Лусия отправилась к нему.
— Вы, разумеется, понимаете, как опасно ваше намерение, — сказала она.
— Понимаю, — ответил Гойя.
— Есть способ уменьшить опасность, — заявила она.
— Я не мальчик и сам предпочитаю мешать жар щипцами, а не голыми руками, — ответил он. — Только нужно иметь под рукой щипцы.
— Ход мирных переговоров в Амьене не вполне отвечает личным интересам дона Мануэля, — пояснила Лусия, — ему нужно послать туда надежного человека. Если бы дон Мигель согласился снова работать с доном Мануэлем, он мог бы принести большую пользу делу прогресса и человеку, который очень ему дорог.
Гойя внимательно следил за движением ее губ.
— В ближайшее время я устраиваю вечер для самых близких друзей. На нем будут и дон Мануэль, и Пепа, и, надеюсь, дон Мигель. Могу я рассчитывать видеть вас и дона Агустина?
— Я обязательно приду, — сказал Гойя и продолжал растроганным тоном: — Вы всячески стараетесь уберечь меня от последствий моего глупого шага и даже готовы ради этого вставить несколько новых условий в мирный договор. — Он широко улыбнулся.
— Сейчас в вас больше лисьего, чем львиного, — тоже улыбаясь, заметила Лусия.
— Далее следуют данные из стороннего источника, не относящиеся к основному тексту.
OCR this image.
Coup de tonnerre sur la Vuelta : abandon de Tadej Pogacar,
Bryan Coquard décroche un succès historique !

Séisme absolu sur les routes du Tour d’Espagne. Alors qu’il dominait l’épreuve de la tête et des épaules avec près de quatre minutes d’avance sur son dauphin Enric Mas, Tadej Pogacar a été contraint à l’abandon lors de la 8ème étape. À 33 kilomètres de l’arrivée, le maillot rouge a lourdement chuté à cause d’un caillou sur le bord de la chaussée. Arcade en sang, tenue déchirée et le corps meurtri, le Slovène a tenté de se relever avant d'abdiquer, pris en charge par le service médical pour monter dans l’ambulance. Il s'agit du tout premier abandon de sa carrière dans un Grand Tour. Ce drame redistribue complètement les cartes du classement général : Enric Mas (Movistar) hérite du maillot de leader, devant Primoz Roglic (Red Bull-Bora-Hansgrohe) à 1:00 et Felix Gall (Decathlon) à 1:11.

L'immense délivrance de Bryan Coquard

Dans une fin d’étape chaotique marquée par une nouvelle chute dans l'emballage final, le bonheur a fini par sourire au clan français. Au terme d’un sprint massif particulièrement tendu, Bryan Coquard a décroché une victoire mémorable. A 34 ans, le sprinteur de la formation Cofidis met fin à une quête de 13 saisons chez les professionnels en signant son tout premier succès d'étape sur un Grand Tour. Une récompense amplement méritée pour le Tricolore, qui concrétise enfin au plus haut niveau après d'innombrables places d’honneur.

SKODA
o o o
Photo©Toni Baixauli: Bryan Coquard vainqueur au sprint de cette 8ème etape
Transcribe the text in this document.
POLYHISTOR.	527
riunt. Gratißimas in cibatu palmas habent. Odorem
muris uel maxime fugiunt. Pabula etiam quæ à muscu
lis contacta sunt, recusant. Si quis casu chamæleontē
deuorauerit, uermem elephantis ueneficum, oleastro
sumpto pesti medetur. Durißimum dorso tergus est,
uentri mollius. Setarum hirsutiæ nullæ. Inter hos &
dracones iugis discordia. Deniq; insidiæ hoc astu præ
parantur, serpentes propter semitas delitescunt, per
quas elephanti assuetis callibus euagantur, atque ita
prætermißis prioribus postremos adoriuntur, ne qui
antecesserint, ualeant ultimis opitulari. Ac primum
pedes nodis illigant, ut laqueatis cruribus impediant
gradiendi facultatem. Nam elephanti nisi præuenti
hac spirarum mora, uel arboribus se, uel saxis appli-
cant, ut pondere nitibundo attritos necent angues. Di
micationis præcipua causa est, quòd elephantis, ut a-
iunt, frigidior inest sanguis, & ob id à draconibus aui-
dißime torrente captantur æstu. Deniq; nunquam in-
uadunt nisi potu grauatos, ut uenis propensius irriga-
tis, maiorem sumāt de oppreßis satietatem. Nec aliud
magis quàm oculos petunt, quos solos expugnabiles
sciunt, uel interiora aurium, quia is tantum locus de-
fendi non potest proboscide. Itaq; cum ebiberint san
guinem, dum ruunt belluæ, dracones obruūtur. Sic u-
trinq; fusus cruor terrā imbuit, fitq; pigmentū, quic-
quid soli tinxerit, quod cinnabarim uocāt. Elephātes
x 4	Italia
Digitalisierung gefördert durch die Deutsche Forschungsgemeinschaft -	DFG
В политических делах Лусия чувствовала себя как дома, да и обстоятельства складывались благоприятно. На амьенской конференции, где Англия, Франция и Испания вели переговоры о мире в Европе, должен был также решиться-ряд вопросов, которые, как понимала Лусия, затрагивали самого дона Мануэля. В чаянии высокой награды он всячески отстаивал интересы папы. Кроме того, ему необходимо было доказать королеве, что он незаменим, и потому он старался исхлопотать выгодные условия для тех итальянских государств, где правили ее родственники. Важнее же всего ему было расширить владения Неаполитанского королевства и вывести оттуда этих габачо — войска генерала Бонапарта. В случае успеха отпадало препятствие к браку между неаполитанским престолонаследником и младшей дочерью доньи Марии-Луизы; а дон Мануэль не делал секрета ни от Пепы, ни от самой Лусии, что эта инфанта — его дитя, и, конечно, ему очень хотелось надеть королевский венец на голову родной дочери. Таким образом, собственные интересы дона Мануэля не всегда совпадали с интересами Испании, а так как посол Асара, представлявший католического монарха на амьенской конференции, отнюдь не был другом дона Мануэля, то этому последнему не мешало иметь там своего человека, который принимал бы близко к сердцу личные выгоды инфанта. Лусия не сомневалась, что за-согласие поехать в Амьен представителем дона Мануэля Мигель может потребовать любую плату.
Донья Лусия пригласила Мануэля к себе на вечер и с удовлетворением заметила, как он просиял, когда она сказала, что ожидает и дона Мигеля. Сам Мигель немножко поломался, но тоже был рад случаю встретиться с инфантом.
У доньи Лусии собрался такой же тесный круг друзей, что и в тот вечер, когда она впервые устроила встречу своей подруги Пепы с доном Мануэлем; правда, отсутствовал аббат.
Стены гостиной были еще плотнее, чем тогда, сверху донизу увешаны картинами из собрания Мигеля; среди них находился и портрет доньи Лусии, написанный Гойей. Лишь в последнее время Мигель до конца с болью осознал вещую правдивость этого портрета. С проницательностью колдуна Франсиско угадал не только истинную сущность Лусии, но и ее дальнейшую судьбу, и теперь живая Лусия полностью слилась с женщиной, изображенной на полотне.
Лицо Мигеля сохраняло обычную ясность и невозмутимость и в этот вечер, когда ему предстояло при таких благоприятных условиях вновь встретиться с доном Мануэлем; но на душе у него было смутно. Он твердил себе, что положительно может почитать себя счастливцем. Благодаря вынужденному безделью последних месяцев ему удалось изрядно продвинуть, даже почти что завершить труд всей своей жизни — Словарь художников. Сейчас тут, посреди дорогих ему сокровищ искусства, сидела его жена, которая по-прежнему была ему дорога; недоразумения между ними кончились. И если у него отняли приятную обязанность, оставаясь в тени, руководить судьбами Испании, то теперь его обидчик, по-видимому, вынужден вновь навязать ему эту обязанность. И, тем не менее, к радостному ожиданию примешивалось беспокойство. Почва у него под ногами была поколеблена, и невозмутимая уверенность докинула его. Правда, он по-прежнему непререкаемым тоном говорил себе и другим: «Это — хорошо, а то — плохо», — но убежденность была только в его голосе.